In the summer of 1654, two leading French mathematicians wrote heatedly back and forth debating whether humans possessed the ability to predict the future. At the time, a central mental hurdle was yet to be cleared: God. For centuries, the common belief had been that the future was the realm of the divine and mortals had no hope of projecting it.
One of those mathematicians cleared that hurdle. Within decades, his breakthrough led to the the foundation of modern probability theory, the creation of mortality tables, a flourishing life insurance industry in Europe and a fundamental shift in the collective thinking on quantifying the future.
Flash forward over 350 years and researchers are now just scratching the surface of player monitoring and injury prevention and are arguably still in the dark ages of injury prediction. Just look at the last few years of presentation lineups at the annual Sloan Sports Analytics Conference, a leading forum for sports industry professionals.
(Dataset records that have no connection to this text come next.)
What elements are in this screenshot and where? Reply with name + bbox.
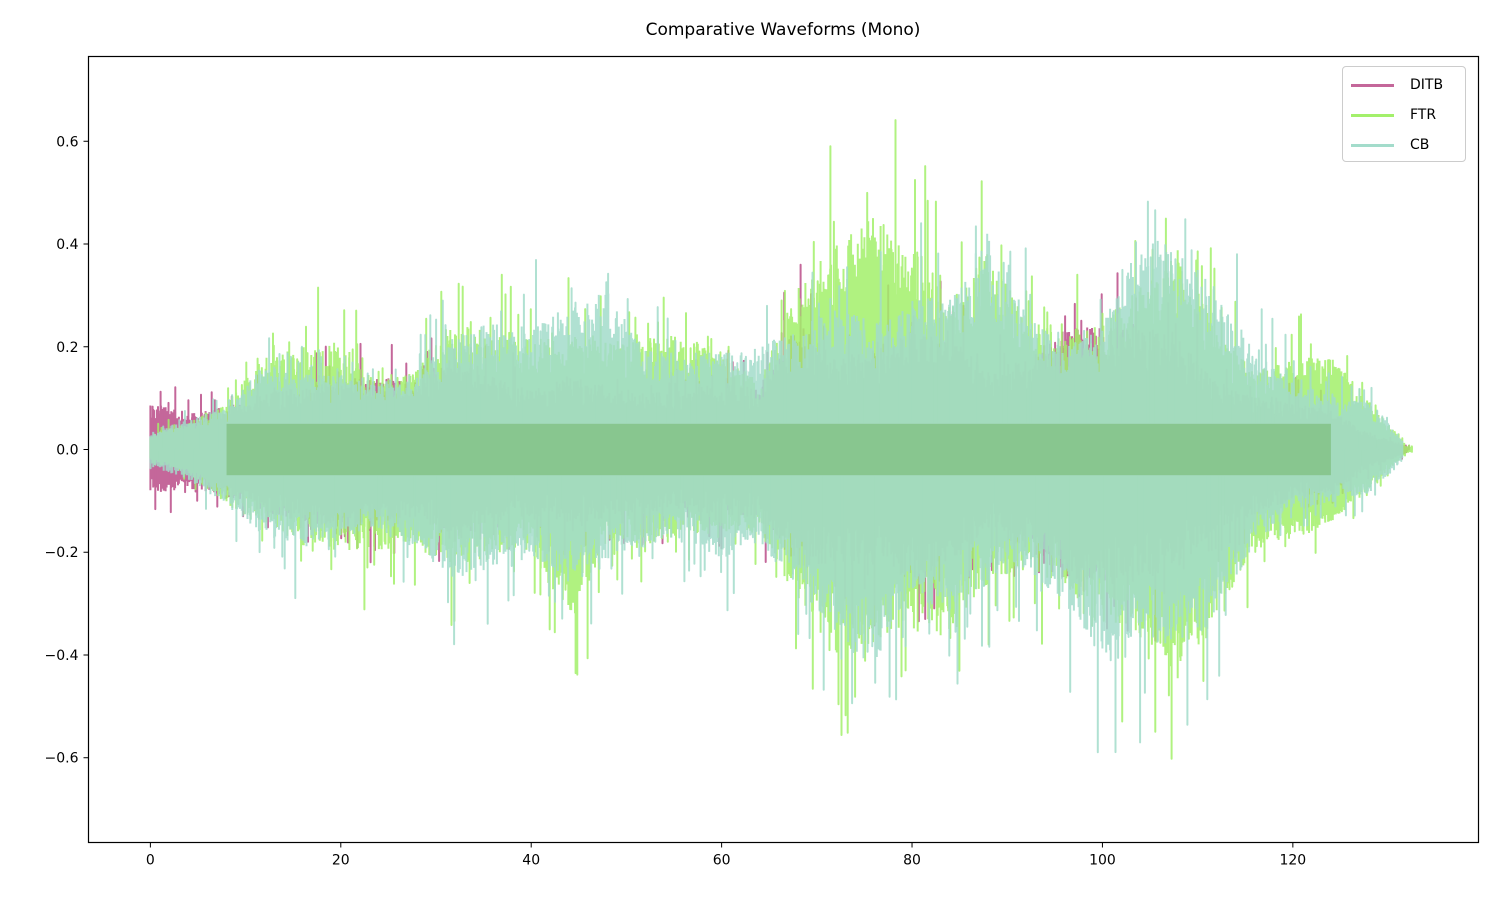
- legend-item-cb: CB: [1351, 135, 1429, 155]
- legend-swatch-ftr: [1351, 113, 1394, 117]
- x-tick-label: 0: [146, 853, 155, 869]
- x-tick-label: 120: [1279, 853, 1306, 869]
- legend-item-ftr: FTR: [1351, 105, 1436, 125]
- y-tick-label: −0.6: [45, 751, 79, 767]
- legend-label-ditb: DITB: [1410, 77, 1444, 93]
- legend-label-cb: CB: [1410, 137, 1430, 153]
- x-tick-label: 100: [1089, 853, 1116, 869]
- x-tick-label: 80: [903, 853, 921, 869]
- chart-title: Comparative Waveforms (Mono): [645, 20, 921, 40]
- waveform-group: [149, 119, 1413, 760]
- legend-item-ditb: DITB: [1351, 75, 1443, 95]
- y-tick-label: −0.2: [45, 545, 79, 561]
- x-tick-label: 40: [522, 853, 540, 869]
- legend: DITB FTR CB: [1342, 66, 1466, 162]
- y-axis-ticks: −0.6 −0.4 −0.2 0.0 0.2 0.4 0.6: [45, 134, 89, 767]
- legend-swatch-cb: [1351, 143, 1394, 147]
- y-tick-label: 0.2: [56, 340, 78, 356]
- legend-swatch-ditb: [1351, 83, 1394, 87]
- x-axis-ticks: 0 20 40 60 80 100 120: [146, 842, 1306, 869]
- y-tick-label: 0.6: [56, 134, 78, 150]
- x-tick-label: 20: [332, 853, 350, 869]
- y-tick-label: 0.0: [56, 443, 78, 459]
- y-tick-label: 0.4: [56, 237, 78, 253]
- x-tick-label: 60: [713, 853, 731, 869]
- legend-label-ftr: FTR: [1410, 107, 1437, 123]
- waveform-overlap-core: [226, 423, 1331, 476]
- y-tick-label: −0.4: [45, 648, 79, 664]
The football community largely has a hurdle we are yet to overcome regarding player injuries. It’s not (probably) as ingrained in society as God, but it is there: skepticism. Most believe injuries are random and can’t be predicted. Despite that, everyone from NFL owners to general managers to coaches to trainers to agents, bookies, bettors and fantasy players have vested interest in clearing that hurdle.
Could the mortality tables tell you how or on what day you would die? Nope.But they could give you a pretty good idea of how long you would live.
Can you predict what a player’s next injury will be or on which play it will occur? Maybe with the player tracking data teams are now generating.
Can we predict with some confidence using the public information at hand whether a player will get injured in the coming season, or how many games a player will miss? You bet.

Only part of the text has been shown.